Poi un commento sui social: “Quando segno, mi scrivono i tifosi del Napoli, oppure della Juventus. Dicono «Grande Beto! Vieni da noi!». Guardo il telefono e rido: «Ma come? Con tutti gli attaccanti forti che avete, volete davvero Beto?». Corro e non voglio fermarmi. Quando ho raggiunto i 33 chilometri orari di scatto, mi sono posto come obiettivo i 37. Darwin a Liverpool ha raggiunto i 38 chilometri orari. Attualmente non ci riuscirei. Ma non c’è un modo per allenare la velocità: corri, e basta. Preferisco essere veloce e scarso, che intelligente ma lentissimo. Se sei veloce e poco intelligente, puoi cambiare di testa e imparare. Ma se sei lento… sei morto!
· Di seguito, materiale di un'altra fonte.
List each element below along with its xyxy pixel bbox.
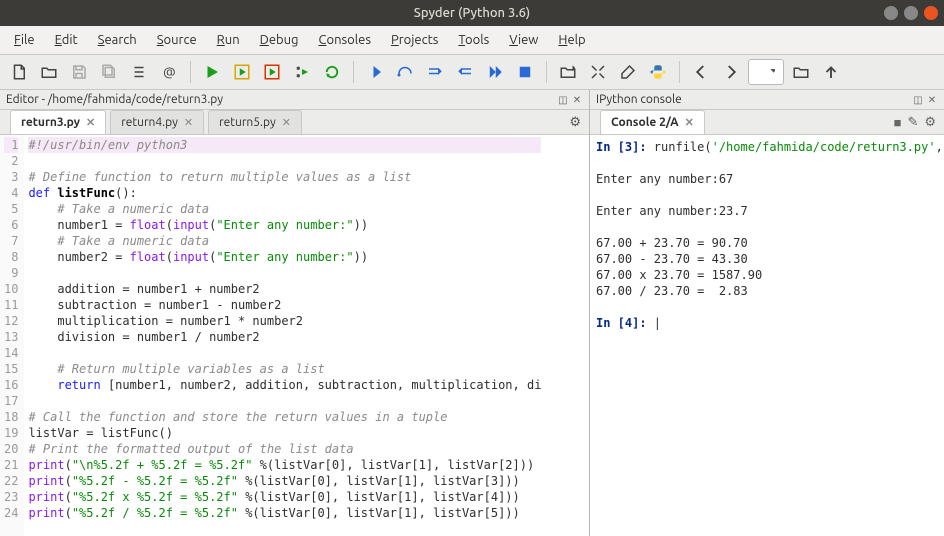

Non ci arrivi. Quindi lasciatemi così, veloce e pazzo“.
Il portoghese ha poi parlato del suo idolo, Samuel Eto’o, per cui nutre una vera e propria passione: “Tutti i miei amici sanno che io amo Eto’o. Per me non è un semplice idolo: a tutti piacciono Messi e Ronaldo, io Eto’o proprio lo amo. Quando al parco giocavamo con il pallone, fingevamo di essere i grandi campioni. Tutti si impegnavano per scegliere i migliori, io invece non ho mai avuto dubbi. «Ragazzi, io vado in attacco. Sono Eto’o». In quegli anni sono diventato Beto’o, avevo un quaderno in cui mi firmavo solo così. Lo sfondo del mio computer era Eto’o. Nella mia camera c’era Eto’o. Il mio numero di maglia era quello di Eto’o. Tutto il mio mondo era Samuel Eto’o.
La prima volta in cui ho saputo della sua esistenza, lo ignoravo. Non guardavo le partite da piccolo, ma quando iniziai a giocare un allenatore mi disse: «Tu devi prendere la numero 9, come Eto’o». E io: «Chi?». Pochi giorni dopo si giocava a Roma la finale di Champions League tra Barcellona e Manchester United. Volevo guardarla perché giocava questo Eto’o. Andai fuori dalla casa di uno dei miei migliori amici e la spiai dalla finestra. Si vedeva il televisore. A un certo punto vedo questo giocatore che punta, fa uno scatto, scarta tutti e segna. Poi esulta indicando il colore della pelle. Da quel momento ho deciso di voler essere come lui“.
L’attaccante bianconero ha concluso l’intervista svelando la sua fede calcistica: “Sono un tifoso del Chelsea. Quando ho saputo che avevano acquistato Eto’o sono impazzito: se lo incontro mi metto a piangere”.